Their new endeavor in Portsmouth started taking shape the day Gordon’s job was eliminated on May 1 as part of a new operating strategy at the local museum to rely on more contracted personnel. She had served as full-time curator of the local art museum since 2006.

“We knew an opening (in Portsmouth) would be coming for Charlotte’s area. That was one of the first calls we made,” Chepp said. “As it turns out, they were also looking to make a change at the executive director position.
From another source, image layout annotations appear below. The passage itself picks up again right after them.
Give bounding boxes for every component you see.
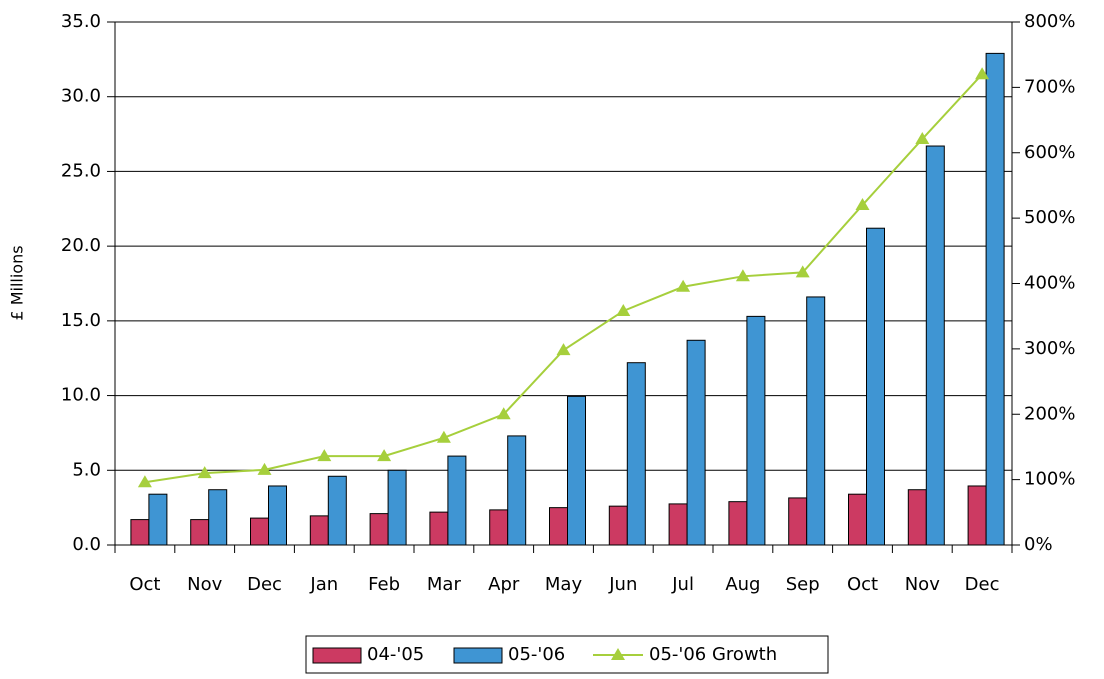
x-tick-label: Mar [427, 574, 462, 595]
y2-tick-label: 700% [1024, 76, 1075, 97]
bar [250, 517, 269, 546]
bar [668, 503, 688, 546]
y2-tick-label: 200% [1024, 403, 1075, 424]
marker [137, 475, 152, 488]
bar [925, 145, 945, 546]
marker [496, 407, 511, 420]
bar [626, 362, 646, 546]
x-tick-label: Nov [187, 574, 222, 595]
bar [985, 52, 1005, 546]
bar [907, 489, 927, 546]
y2-tick-label: 300% [1024, 338, 1075, 359]
x-tick-label: Feb [368, 574, 400, 595]
bar [148, 493, 168, 546]
bar [369, 513, 389, 546]
x-tick-label: Jan [309, 574, 338, 595]
y-tick-label: 15.0 [61, 310, 101, 331]
bar [327, 475, 347, 546]
x-tick-label: Nov [905, 574, 940, 595]
bar [567, 395, 586, 546]
bar [608, 505, 628, 546]
bar [746, 315, 766, 546]
bar [806, 296, 826, 546]
x-tick-label: Oct [129, 574, 160, 595]
marker [795, 265, 810, 278]
y2-tick-label: 100% [1024, 469, 1075, 490]
bar [309, 515, 329, 546]
marker [855, 198, 870, 211]
bar [728, 501, 748, 546]
y-tick-label: 20.0 [61, 235, 101, 256]
legend-label: 05-'06 Growth [649, 644, 777, 665]
bar [686, 339, 706, 546]
bar [429, 511, 449, 546]
bar [549, 507, 568, 546]
marker [616, 303, 631, 316]
y2-tick-label: 800% [1024, 11, 1075, 32]
marker [975, 67, 990, 80]
x-tick-label: Dec [247, 574, 282, 595]
marker [676, 279, 691, 292]
marker [197, 466, 212, 479]
bar [208, 489, 228, 546]
legend-swatch [453, 647, 503, 664]
y-tick-label: 35.0 [61, 11, 101, 32]
bar [447, 455, 467, 546]
bar [848, 493, 867, 546]
bar [866, 227, 885, 546]
y-tick-label: 10.0 [61, 385, 101, 406]
bar [489, 509, 509, 546]
x-tick-label: May [545, 574, 583, 595]
y2-tick-label: 600% [1024, 142, 1075, 163]
x-tick-label: Dec [965, 574, 1000, 595]
y2-tick-label: 0% [1024, 534, 1053, 555]
legend-marker [611, 648, 625, 660]
bar [130, 519, 150, 546]
legend-label: 04-'05 [367, 644, 424, 665]
bar [788, 497, 808, 546]
marker [436, 430, 451, 443]
marker [735, 269, 750, 282]
bar [268, 485, 287, 546]
y-tick-label: 25.0 [61, 160, 101, 181]
line [144, 73, 983, 484]
y2-tick-label: 500% [1024, 207, 1075, 228]
x-tick-label: Apr [488, 574, 520, 595]
marker [317, 449, 332, 462]
x-tick-label: Oct [847, 574, 878, 595]
x-tick-label: Jun [608, 574, 637, 595]
y-tick-label: 5.0 [72, 459, 101, 480]
legend-label: 05-'06 [508, 644, 565, 665]
bar [507, 435, 527, 546]
x-tick-label: Sep [786, 574, 820, 595]
bar [190, 519, 210, 546]
bar [967, 485, 987, 546]
marker [556, 343, 571, 356]
y-tick-label: 30.0 [61, 86, 101, 107]
y-axis-label: £ Millions [8, 245, 27, 320]
legend-box [305, 635, 829, 674]
x-tick-label: Aug [725, 574, 760, 595]
bar [387, 469, 407, 546]
marker [257, 462, 272, 475]
legend-swatch [312, 647, 362, 664]
marker [915, 132, 930, 145]
y2-tick-label: 400% [1024, 273, 1075, 294]
marker [377, 449, 392, 462]
x-tick-label: Jul [671, 574, 694, 595]
y-tick-label: 0.0 [72, 534, 101, 555]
They called back and asked, ‘What are you doing?’

“Part of it was networking and knowing people,” he added, “and part of it was just pure dumb luck.”

The idea of working alongside his wife of almost 10 years as co-directors of a museum proved too tempting.

“You can’t pass something like that up,” Chepp, 65, said, “so I didn’t.”

“We are absolutely confident that they have the skills, personality, experience and passion to take the museum to new heights of programming and policy in the 21st century, and we are eager to welcome them into our community,” Asa Jewett, president of the Southern Ohio Museum board, said in a statement.

Chepp, a Milwaukee native who headed efforts to restore the Westcott House and the Hartman Rock Garden during his time in Springfield, most recently had been devoting time to painting and teaching two art classes per semester at Urbana University.

They don’t technically have to start work in Portsmouth until July 1, but decided to start Tuesday.

“We’re rolling up our sleeves and starting early,” Gordon said.

Opened in 1979 in a Beaux Arts-style building that had been a bank headquarters, the Southern Ohio Museum contains space for both visual and performing arts. Its permanent collection boasts the largest single collection of works by noted scene painter Clarence Holbrook Carter, a Portsmouth native, and thousands of prehistoric American Indian objects.

As museum professionals and working artists, they’ve had a long relationship with the museum in Portsmouth. Chepp recently curated a touring exhibit, “Outside in Ohio: A Century of Unexpected Genius,” that was produced by the Southern Ohio Museum.

“It’s a very solid museum,” Gordon, 53, said. “It’s been run in a very solid, consistent way. For a town of 18,000, it’s amazing this facility is here and is so strong. When we were looking at places, this was our first call.”